Del lugar de origen
Creo que la operación ha dado buenos resultados. A excepción de una pequeña protuberancia en uno de los cuatro orificios que me hicieron en el abdomen, todo marcha bien. Claro, de repente tengo esa sensación de asfixia cuando comienzo a comer o de no poder ingerir más cuando aún resta la mitad del contenido del plato. Minucias. Ahora puedo tomar café y comer cosas picantes sin tantos remordimientos. Pienso que es lo justo: después de que te han removido las entrañas debe haber algún tipo de beneficio para aquel que lo padeció.
El fin de semana estuvimos en el pueblo. Frío, nublado y lluvioso. Como siempre ha sido. Ahora un poco más sucio que de costumbre por toda la basura electoral que inunda sus calles, sus esquinas, sus áreas comunes. Rostros de tipos que quieren gobernar ofreciéndonos cualquier clase de promesas vacías. Logotipos y colores partidistas en solitario o en alianzas inverosímiles. Viejos conocidos de nosotros porque los hemos visto una y otra vez seguir en el juego de la política municipal. La elección se acerca y, pienso, los resultados no arrojarán absolutamente nada nuevo. Creo que es mejor así.

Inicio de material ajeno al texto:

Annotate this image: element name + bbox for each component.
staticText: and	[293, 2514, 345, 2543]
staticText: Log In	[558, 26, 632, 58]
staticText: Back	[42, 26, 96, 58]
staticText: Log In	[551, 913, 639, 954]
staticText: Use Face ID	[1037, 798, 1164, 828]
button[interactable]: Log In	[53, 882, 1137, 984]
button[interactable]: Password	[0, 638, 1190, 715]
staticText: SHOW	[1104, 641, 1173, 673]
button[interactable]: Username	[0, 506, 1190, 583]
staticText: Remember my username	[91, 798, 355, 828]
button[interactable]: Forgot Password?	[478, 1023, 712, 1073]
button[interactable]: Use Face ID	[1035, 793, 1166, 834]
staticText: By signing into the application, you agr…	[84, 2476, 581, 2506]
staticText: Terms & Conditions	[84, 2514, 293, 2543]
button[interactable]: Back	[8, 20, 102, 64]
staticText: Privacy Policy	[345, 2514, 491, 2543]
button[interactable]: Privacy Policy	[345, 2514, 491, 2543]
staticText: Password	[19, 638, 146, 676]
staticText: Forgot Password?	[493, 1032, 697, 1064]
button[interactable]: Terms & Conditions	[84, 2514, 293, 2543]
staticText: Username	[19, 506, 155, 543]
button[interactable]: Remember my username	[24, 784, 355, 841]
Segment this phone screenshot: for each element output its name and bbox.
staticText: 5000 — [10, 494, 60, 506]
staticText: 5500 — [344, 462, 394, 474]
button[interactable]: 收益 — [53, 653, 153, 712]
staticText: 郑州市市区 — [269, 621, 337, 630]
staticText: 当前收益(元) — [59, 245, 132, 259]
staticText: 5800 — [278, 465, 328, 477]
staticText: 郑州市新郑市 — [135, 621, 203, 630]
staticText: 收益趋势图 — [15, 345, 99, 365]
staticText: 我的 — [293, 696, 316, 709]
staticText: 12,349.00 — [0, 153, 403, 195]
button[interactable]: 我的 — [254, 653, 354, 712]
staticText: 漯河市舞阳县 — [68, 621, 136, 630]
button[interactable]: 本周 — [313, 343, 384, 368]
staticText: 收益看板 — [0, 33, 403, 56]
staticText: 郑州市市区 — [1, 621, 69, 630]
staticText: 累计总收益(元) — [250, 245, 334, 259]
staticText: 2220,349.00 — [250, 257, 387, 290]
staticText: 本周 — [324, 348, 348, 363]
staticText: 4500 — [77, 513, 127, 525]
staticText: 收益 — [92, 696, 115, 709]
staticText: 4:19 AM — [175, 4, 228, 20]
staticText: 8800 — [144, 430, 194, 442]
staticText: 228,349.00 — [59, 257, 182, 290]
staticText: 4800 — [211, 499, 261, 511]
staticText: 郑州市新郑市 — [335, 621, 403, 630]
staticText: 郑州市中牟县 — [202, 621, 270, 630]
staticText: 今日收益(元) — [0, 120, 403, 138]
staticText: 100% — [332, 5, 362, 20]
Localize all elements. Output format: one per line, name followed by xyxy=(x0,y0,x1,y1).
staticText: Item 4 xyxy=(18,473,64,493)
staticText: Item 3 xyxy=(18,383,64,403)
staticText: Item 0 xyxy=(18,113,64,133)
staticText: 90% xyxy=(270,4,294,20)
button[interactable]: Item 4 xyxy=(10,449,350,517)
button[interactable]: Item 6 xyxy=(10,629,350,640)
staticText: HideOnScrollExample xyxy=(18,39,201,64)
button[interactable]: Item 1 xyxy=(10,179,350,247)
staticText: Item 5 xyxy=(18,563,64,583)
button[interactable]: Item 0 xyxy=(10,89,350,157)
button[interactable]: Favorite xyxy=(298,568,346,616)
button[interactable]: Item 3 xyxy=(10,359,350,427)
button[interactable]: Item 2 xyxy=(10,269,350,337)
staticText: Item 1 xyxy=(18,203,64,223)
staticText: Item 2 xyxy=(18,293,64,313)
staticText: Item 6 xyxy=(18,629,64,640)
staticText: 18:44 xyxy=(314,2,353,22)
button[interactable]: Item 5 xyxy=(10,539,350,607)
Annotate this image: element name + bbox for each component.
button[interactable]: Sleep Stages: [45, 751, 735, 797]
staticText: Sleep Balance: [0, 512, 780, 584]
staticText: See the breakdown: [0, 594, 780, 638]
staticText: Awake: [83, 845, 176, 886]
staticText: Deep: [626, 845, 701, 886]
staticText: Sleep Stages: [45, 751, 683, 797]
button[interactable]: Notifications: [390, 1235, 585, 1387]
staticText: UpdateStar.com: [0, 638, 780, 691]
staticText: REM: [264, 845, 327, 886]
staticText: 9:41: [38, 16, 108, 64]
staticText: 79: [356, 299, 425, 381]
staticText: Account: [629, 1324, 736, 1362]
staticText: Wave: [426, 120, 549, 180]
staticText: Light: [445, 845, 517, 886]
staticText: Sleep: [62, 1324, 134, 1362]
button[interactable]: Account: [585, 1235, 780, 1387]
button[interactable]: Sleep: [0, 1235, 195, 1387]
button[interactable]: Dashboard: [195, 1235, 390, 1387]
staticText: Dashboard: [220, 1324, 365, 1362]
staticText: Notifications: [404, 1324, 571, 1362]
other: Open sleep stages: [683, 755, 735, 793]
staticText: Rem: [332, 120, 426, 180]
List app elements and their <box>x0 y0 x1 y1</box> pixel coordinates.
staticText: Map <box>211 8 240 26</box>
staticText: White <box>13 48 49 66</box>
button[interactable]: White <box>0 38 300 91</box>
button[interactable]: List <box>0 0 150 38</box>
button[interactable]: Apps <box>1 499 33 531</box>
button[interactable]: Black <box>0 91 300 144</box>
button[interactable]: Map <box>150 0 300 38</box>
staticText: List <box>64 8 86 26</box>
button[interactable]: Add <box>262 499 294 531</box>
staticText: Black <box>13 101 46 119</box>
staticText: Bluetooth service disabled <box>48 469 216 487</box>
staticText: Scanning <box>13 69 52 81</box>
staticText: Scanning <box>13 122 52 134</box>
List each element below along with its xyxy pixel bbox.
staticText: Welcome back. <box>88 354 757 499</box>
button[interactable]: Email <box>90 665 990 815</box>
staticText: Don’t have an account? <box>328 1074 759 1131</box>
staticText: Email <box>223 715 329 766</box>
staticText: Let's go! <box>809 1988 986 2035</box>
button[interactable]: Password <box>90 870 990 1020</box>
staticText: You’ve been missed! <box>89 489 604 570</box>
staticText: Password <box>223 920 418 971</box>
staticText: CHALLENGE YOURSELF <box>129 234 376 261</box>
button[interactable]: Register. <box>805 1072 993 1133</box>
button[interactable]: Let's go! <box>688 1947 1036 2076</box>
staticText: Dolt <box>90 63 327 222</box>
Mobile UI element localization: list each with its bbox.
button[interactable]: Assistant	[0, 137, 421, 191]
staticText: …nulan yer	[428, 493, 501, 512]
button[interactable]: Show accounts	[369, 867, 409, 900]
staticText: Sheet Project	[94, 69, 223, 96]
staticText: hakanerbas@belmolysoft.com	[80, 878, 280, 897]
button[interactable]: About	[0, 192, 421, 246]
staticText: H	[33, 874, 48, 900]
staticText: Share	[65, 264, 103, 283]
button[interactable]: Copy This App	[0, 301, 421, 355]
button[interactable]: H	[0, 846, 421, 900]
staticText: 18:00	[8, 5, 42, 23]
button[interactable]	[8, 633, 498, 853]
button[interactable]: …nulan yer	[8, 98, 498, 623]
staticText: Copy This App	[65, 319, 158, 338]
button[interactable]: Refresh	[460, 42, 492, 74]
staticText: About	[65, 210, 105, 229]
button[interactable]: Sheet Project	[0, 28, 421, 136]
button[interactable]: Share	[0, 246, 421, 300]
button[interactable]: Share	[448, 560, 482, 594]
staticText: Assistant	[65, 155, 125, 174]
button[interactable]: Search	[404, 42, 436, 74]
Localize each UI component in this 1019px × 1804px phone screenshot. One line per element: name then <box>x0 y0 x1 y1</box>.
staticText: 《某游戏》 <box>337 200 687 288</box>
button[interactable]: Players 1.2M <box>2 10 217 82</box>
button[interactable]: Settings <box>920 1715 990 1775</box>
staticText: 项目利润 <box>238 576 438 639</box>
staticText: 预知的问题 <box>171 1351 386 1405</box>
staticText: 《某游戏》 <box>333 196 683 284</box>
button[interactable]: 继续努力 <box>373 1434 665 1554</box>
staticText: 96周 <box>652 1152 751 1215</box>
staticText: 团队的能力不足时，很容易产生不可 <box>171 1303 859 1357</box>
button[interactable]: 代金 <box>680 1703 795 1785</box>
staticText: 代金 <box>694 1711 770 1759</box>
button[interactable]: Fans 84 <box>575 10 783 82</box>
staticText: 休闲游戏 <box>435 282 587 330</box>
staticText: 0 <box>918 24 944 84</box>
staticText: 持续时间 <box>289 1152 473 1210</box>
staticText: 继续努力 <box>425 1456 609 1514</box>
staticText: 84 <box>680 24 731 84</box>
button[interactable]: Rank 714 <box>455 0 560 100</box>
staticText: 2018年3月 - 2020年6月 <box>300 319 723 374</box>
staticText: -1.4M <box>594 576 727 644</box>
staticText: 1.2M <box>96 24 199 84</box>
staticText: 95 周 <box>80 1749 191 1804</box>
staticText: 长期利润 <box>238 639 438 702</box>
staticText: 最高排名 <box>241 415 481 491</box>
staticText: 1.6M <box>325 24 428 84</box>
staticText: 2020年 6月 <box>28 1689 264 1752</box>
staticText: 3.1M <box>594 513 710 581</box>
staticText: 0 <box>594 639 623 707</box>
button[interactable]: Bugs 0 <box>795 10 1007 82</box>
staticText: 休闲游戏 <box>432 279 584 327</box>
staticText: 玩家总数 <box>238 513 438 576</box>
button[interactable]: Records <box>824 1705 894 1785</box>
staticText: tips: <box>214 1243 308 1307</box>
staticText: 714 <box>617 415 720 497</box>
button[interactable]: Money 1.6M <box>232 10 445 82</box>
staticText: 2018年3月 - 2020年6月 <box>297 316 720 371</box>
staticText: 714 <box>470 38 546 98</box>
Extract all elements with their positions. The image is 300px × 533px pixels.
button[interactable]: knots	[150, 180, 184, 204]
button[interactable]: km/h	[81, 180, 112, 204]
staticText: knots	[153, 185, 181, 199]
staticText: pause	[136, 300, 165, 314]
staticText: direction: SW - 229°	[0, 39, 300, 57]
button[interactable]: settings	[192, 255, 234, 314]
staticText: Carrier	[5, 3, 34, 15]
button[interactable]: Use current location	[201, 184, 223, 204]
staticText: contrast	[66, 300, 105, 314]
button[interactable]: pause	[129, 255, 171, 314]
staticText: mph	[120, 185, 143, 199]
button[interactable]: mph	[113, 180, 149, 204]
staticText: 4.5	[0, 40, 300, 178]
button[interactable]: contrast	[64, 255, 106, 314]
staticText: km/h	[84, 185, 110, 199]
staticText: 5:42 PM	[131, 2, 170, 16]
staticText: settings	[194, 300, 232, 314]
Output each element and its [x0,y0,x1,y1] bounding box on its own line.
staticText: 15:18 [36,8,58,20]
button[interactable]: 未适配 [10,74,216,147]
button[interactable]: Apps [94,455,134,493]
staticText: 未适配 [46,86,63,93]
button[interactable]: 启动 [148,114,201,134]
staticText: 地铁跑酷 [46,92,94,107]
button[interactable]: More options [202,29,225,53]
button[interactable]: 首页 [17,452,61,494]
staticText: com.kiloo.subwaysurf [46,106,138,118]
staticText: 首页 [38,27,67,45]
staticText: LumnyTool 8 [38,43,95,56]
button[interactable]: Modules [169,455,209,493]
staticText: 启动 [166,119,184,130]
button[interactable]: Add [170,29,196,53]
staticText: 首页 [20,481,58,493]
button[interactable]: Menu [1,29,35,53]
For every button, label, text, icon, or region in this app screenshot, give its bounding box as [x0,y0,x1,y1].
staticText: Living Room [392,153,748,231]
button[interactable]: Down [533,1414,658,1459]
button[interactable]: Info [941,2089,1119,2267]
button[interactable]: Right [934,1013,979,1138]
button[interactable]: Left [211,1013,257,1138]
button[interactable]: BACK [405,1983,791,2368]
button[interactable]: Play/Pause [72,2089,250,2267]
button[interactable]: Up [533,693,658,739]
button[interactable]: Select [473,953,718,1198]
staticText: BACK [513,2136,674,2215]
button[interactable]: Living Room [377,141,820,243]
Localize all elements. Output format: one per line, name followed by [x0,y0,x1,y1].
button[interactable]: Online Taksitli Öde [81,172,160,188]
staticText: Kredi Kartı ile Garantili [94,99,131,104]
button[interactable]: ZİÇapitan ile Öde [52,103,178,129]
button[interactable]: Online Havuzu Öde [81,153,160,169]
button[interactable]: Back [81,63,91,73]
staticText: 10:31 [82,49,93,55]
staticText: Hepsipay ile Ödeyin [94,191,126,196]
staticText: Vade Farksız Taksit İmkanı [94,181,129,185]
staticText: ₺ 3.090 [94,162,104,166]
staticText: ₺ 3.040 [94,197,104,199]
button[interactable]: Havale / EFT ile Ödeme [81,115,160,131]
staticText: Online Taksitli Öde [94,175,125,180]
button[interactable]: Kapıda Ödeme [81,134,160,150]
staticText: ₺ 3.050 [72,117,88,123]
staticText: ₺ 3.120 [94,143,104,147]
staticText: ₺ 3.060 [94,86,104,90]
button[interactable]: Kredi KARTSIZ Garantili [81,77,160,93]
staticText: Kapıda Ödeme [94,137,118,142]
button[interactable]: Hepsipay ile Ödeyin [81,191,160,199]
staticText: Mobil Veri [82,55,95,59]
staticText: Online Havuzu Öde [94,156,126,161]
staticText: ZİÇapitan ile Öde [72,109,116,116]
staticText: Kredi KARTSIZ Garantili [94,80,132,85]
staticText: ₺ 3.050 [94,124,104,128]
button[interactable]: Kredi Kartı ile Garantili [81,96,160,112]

Como cada mes visité la tumba de mis padres. Me agrada ir los domingos por la mañana, o bien, los sábados por la tarde. Difícilmente encuentras a alguien y eso permite experimentar a tope la paz del cementerio. Nada de niños corriendo y jugando con las cruces, ni tampoco miradas curiosas de los demás. Imagino lo que se debe vivir en ese lugar los días 1 y 2 de noviembre. Un catálogo de lugares comunes de toda esa gente que, durante un largo año no recuerda a sus seres queridos, pero que en un solo día intentan hacer todo al mismo tiempo, es decir limpiar el sepulcro, llevar flores (carísimas en esas fechas), cambiar las cruces, cortar el césped, rezar y platicar con los que se han ido. Algunos hasta llevan música y comen alrededor de la tumba. Yo prefiero ir 12 veces al año sin que haya nadie alrededor.
Cuando estoy en el pueblo encuentro a mucha gente conocida. Antiguos compañeros de clase, sobre todo. La mayoría con vidas y rumbos totalmente diferentes a como los conocí entre 1981 y 1993. Imagino que la curiosidad es mutua. ¿Qué hará ahora?, nos preguntamos en silencio. Regularmente todo se limita a un saludo breve y a una promesa –casi siempre incumplida—de buscarnos después.
Otra visita obligada es al mercado municipal para abastecernos de tomates y chiles verdes para preparar la salsa que acompaña a los multifamosos antojitos de la zona. También para comprar un poco de carne del local del padre de un ex compañero de escuela. La última parada obligada es para adquirir una buena cantidad de tortillas magistralmente blancas y suaves (las que venden en la Ciudad de México siempre me han parecido bastante inferiores). Antes de partir viene la espera en la horripilante estación de autobuses, rodeado de padres y amigos de toda esa multitud de chavales que, como yo lo hiciera alguna vez, viajan cada semana a las ciudades cercanas a cursar la educación superior. Los familiares los despiden como si estuvieran embarcándose a Irak y los chicos reflejan en sus rostros esa sensación de libertad que les da alejarse de sus casas durante cinco días.
A veces me pregunto qué haría en este momento si continuase viviendo allá. No lo sé. A lo mejor tendría un negocio propio, o daría clases en la universidad local o trabajaría para el Ayuntamiento (en un escenario bastante optimista). Repito, no lo sé. Aunque una cosa sí está más o menos clara: allá es muy difícil pasar desapercibido en lo que digas, hagas o dejes de hacer. A pesar de que no digas, hagas o dejes de hacer algo medianamente interesante.